Der Senat vermag danach ebenso wie das Landgericht nicht aus
eigener Kenntnis und Sachkunde allein aufgrund der beanstandeten
Werbung festzustellen, daß ein relevanter Teil der von der
Antragsgegnerin umworbenen Verbraucher über das Leistungsangebot
der Antragsgegnerin irregeführt wird, wie es die Antragstellerin
geltend macht. Es hätte daher der Beibringung entsprechender
Glaubhaftmachungsmittel seitens der Antragstellerin bedurft, woran
es jedoch fehlt. Dem Unterlassungsbegehren der Antragstellerin kann
deshalb im vorliegenden einstweiligen Verfügungsverfahren weder
gemäß § 3 UWG noch gemäß § 1 UWG i.V.m.

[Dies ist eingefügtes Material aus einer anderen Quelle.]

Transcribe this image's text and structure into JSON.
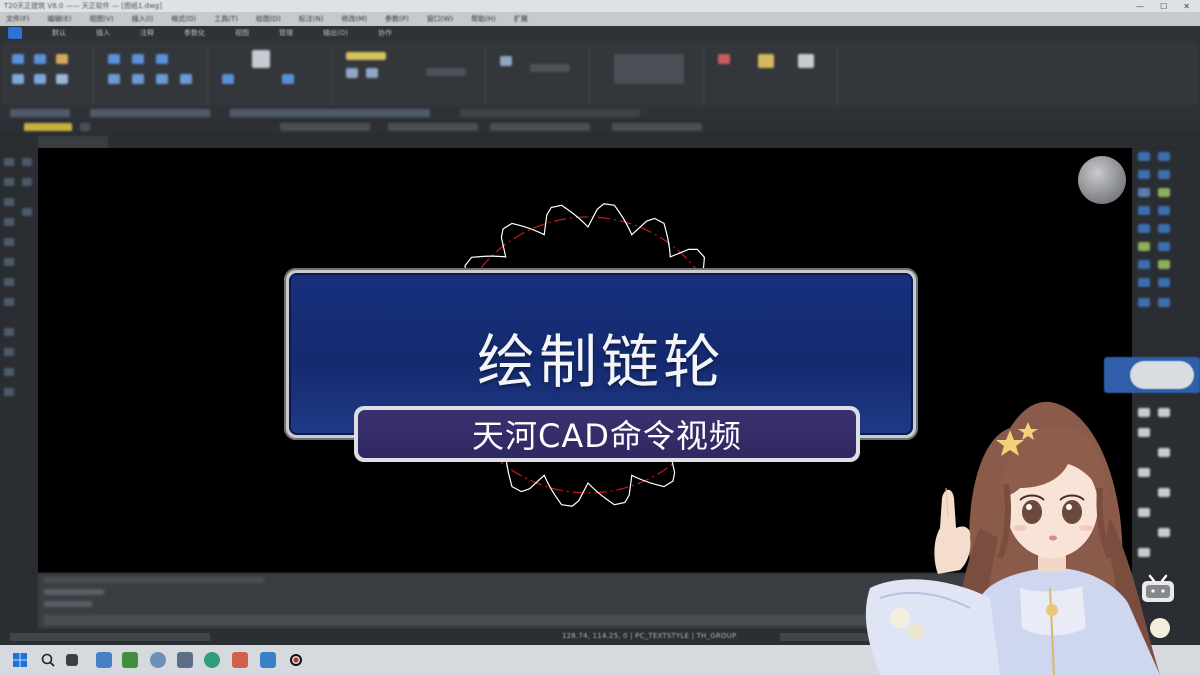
{
  "window": {
    "title": "T20天正建筑 V8.0 —— 天正软件 — [图纸1.dwg]",
    "controls": [
      "—",
      "☐",
      "✕"
    ]
  },
  "menubar": {
    "items": [
      "文件(F)",
      "编辑(E)",
      "视图(V)",
      "插入(I)",
      "格式(O)",
      "工具(T)",
      "绘图(D)",
      "标注(N)",
      "修改(M)",
      "参数(P)",
      "窗口(W)",
      "帮助(H)",
      "扩展"
    ]
  },
  "ribbon": {
    "tabs": [
      "默认",
      "插入",
      "注释",
      "参数化",
      "视图",
      "管理",
      "输出(O)",
      "协作"
    ]
  },
  "drawing": {
    "file_tab": "图纸1",
    "title": "绘制链轮",
    "subtitle": "天河CAD命令视频"
  },
  "statusbar": {
    "coordinates": "128.74, 114.25, 0",
    "textstyle": "PC_TEXTSTYLE",
    "layer": "TH_GROUP"
  },
  "colors": {
    "banner_blue": "#142a70",
    "subbanner_purple": "#302862",
    "gear_outline": "#ffffff",
    "pitch_circle": "#d01818",
    "accent": "#2e6fd8"
  },
  "icons": {
    "start": "windows-start-icon",
    "search": "search-icon",
    "watermark": "bilibili-tv-icon"
  }
}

Artikel 1 § 1 RBerG
entsprochen werden, denn es ist von der Antragstellerin nicht
hinreichend glaubhaft gemacht, daß die Antragsgegnerin zu 1) mit
der streitgegenständlichen Werbung aus der Sicht der Verbraucher
Rechtsberatung, und damit eine von ihr tatsächlich nicht ausgeübte
Tätigkeit anbietet.
Die Kostenentscheidung beruht auf § 97 Abs. 1 ZPO.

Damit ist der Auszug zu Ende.